Monde de la nuitDes seniors pétillants s’éclatent au MAD Club
Avec succès, la discothèque lausannoise et Pro Senectute Vaud ont lancé un nouveau rendez-vous festif nommé «Forever Young» pour les plus de 60 ans.
Au sommet du célèbre Mad Club de Lausanne, une soirée particulière se déroule. Des jeunes retraités arrivent sagement, bien habillés. On leur distribue des chapeaux de cow-boy dorés en guise de bienvenue. La piste de danse s’anime, tranquillement. Ce nouveau rendez-vous mensuel, réservé aux 60 ans et plus et baptisé «Forever Young», accueille beaucoup de femmes, qui seront bien plus nombreuses que les hommes ce soir. Beaucoup moins timides aussi.
Le DJ prend la parole pour saluer son public.

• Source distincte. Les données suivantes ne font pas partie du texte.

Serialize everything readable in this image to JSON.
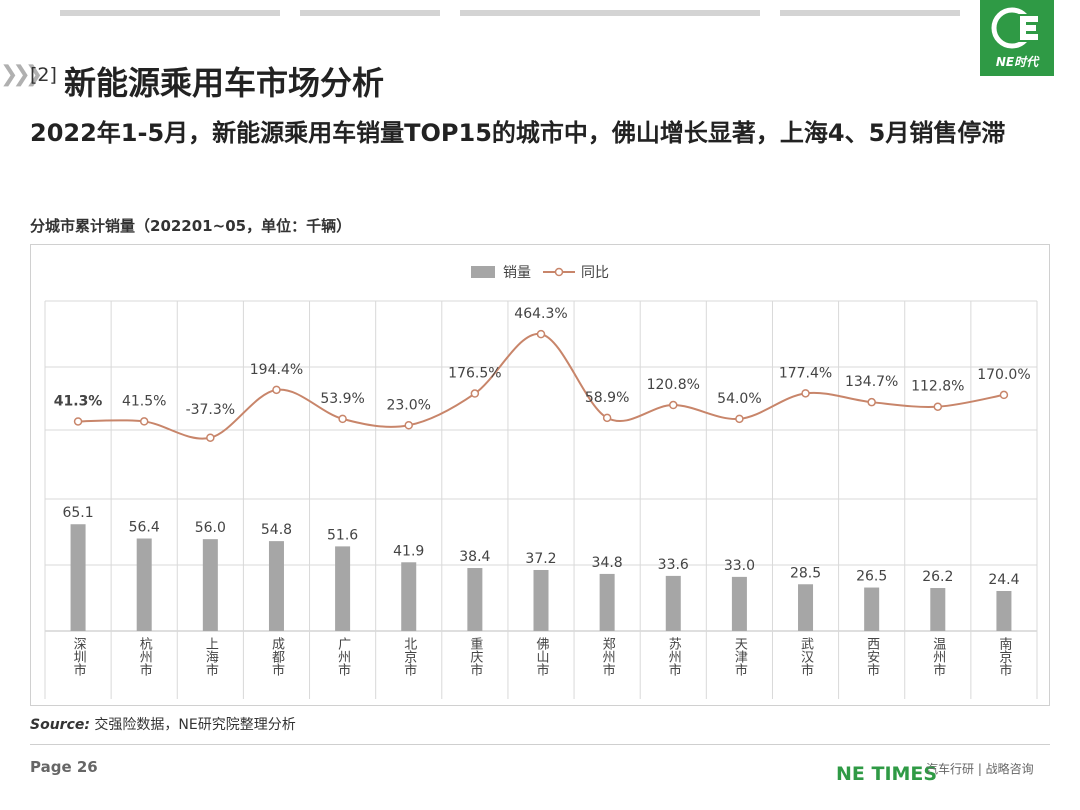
{
  "header": {
    "section_number": "[2]",
    "section_title": "新能源乘用车市场分析",
    "subtitle": "2022年1-5月，新能源乘用车销量TOP15的城市中，佛山增长显著，上海4、5月销售停滞",
    "logo_text": "NE时代"
  },
  "chart_title": "分城市累计销量（202201~05，单位：千辆）",
  "colors": {
    "bar": "#a6a6a6",
    "line": "#c8856a",
    "brand": "#2f9a45",
    "grid": "#d9d9d9"
  },
  "chart_data": {
    "type": "bar",
    "categories": [
      "深圳市",
      "杭州市",
      "上海市",
      "成都市",
      "广州市",
      "北京市",
      "重庆市",
      "佛山市",
      "郑州市",
      "苏州市",
      "天津市",
      "武汉市",
      "西安市",
      "温州市",
      "南京市"
    ],
    "series": [
      {
        "name": "销量",
        "type": "bar",
        "values": [
          65.1,
          56.4,
          56.0,
          54.8,
          51.6,
          41.9,
          38.4,
          37.2,
          34.8,
          33.6,
          33.0,
          28.5,
          26.5,
          26.2,
          24.4
        ],
        "labels": [
          "65.1",
          "56.4",
          "56.0",
          "54.8",
          "51.6",
          "41.9",
          "38.4",
          "37.2",
          "34.8",
          "33.6",
          "33.0",
          "28.5",
          "26.5",
          "26.2",
          "24.4"
        ]
      },
      {
        "name": "同比",
        "type": "line",
        "values": [
          41.3,
          41.5,
          -37.3,
          194.4,
          53.9,
          23.0,
          176.5,
          464.3,
          58.9,
          120.8,
          54.0,
          177.4,
          134.7,
          112.8,
          170.0
        ],
        "labels": [
          "41.3%",
          "41.5%",
          "-37.3%",
          "194.4%",
          "53.9%",
          "23.0%",
          "176.5%",
          "464.3%",
          "58.9%",
          "120.8%",
          "54.0%",
          "177.4%",
          "134.7%",
          "112.8%",
          "170.0%"
        ]
      }
    ],
    "legend": "top-center",
    "grid": true
  },
  "footer": {
    "source_label": "Source:",
    "source_text": "交强险数据，NE研究院整理分析",
    "page": "Page 26",
    "brand": "NE TIMES",
    "tagline": "汽车行研 | 战略咨询"
  }
}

La musique française est à l’honneur, Dutronc succède à Hallyday. On tape dans les mains et on connaît les paroles par cœur. Il est 21 h, le ton est donné.
La soirée ne tarde pas à s’enhardir. Elle est prévue sur un format de deux heures, après quoi les plus jeunes rejoindront leurs aînés ou ceux-ci pourront aller à leur rencontre dans les étages inférieurs.

«Notre objectif, c’est de vieillir en dansant», lance Leocadia, 67 ans, en virevoltant sur la piste au bras de Luc, qui partage sa passion pour la danse. Dans la salle, les regards sont joyeux, les sourires sont de sortie. Il y a ceux qui s’accoudent au bar et observent, et les autres, qui se charment joyeusement. Les téléphones portables aussi sont de la partie. On filme l’instant et des souvenirs ressurgissent.
«Il y a une trentaine d’années, je venais de Genève avec quelques copines, nous étions un peu allumées», s’amuse Karijn, 65 ans. Ce soir, la musique est moyennement à son goût: «Je n’aime pas Claude François», s’exclame-t-elle.
Le club est bondé, l’essai transformé
Au troisième étage du MAD, les 350 places de l’élégant JetLag ont presque toutes trouvé preneur, malgré le week-end pascal. «Ici, il y a 150 places assises», explique le copropriétaire des lieux, Igor Blaska. «C’est plus confortable pour cette clientèle. Le succès étant au rendez-vous, peut-être faudra-t-il penser à ouvrir un étage supplémentaire.» Pour l’instant, tous les derniers samedis du mois sont confirmés.
Le public est réceptif et positif. Le DJ Vkee Madison mène la danse. Une dame l’interpelle: «T’as pas Joe Dassin?» Les demandes, il les traite au mieux mais sans trop s’éloigner de son set. Ce soir, il fera une concession, plus de rock. Il est 22 h, la piste et ses abords s’enflamment. Les pas de danse et les lumières assurent le spectacle. Sous la boule à facettes, la veste à paillettes de Jacqueline illumine le nœud papillon de John, son mari. Coquette, elle ne donnera pas son âge, mais un indice quand même: ils sont mariés depuis cinquante-trois ans.

La boisson vedette de la soirée: le gin tonic, raconte Rafael, derrière l’un des trois bars de l’étage. Mais les cocktails suivent de très près. Il a servi également beaucoup de jus, des sodas et de l’eau. Les danseurs n’oublient pas de se rafraîchir, de s’hydrater surtout. Une boisson est offerte avec le prix du billet, 15 francs.
Partout, on danse, on tape des mains, on lève les bras. On chante à pleine voix sur du ABBA et des titres anglo-saxons. La fièvre a bien pris ce samedi soir, les pieds collent sur le sol. Une équipe médicale de trois personnes veille au grain. Pas de problème à signaler.
23 h, Jean-Jacques Goldman nous chante «Quand la musique est bonne», et pas de fatigue en vue. Certains chapeaux dorés se mélangent au public des étages inférieurs. À cette heure-ci, la différence avec les plus jeunes s’estompe.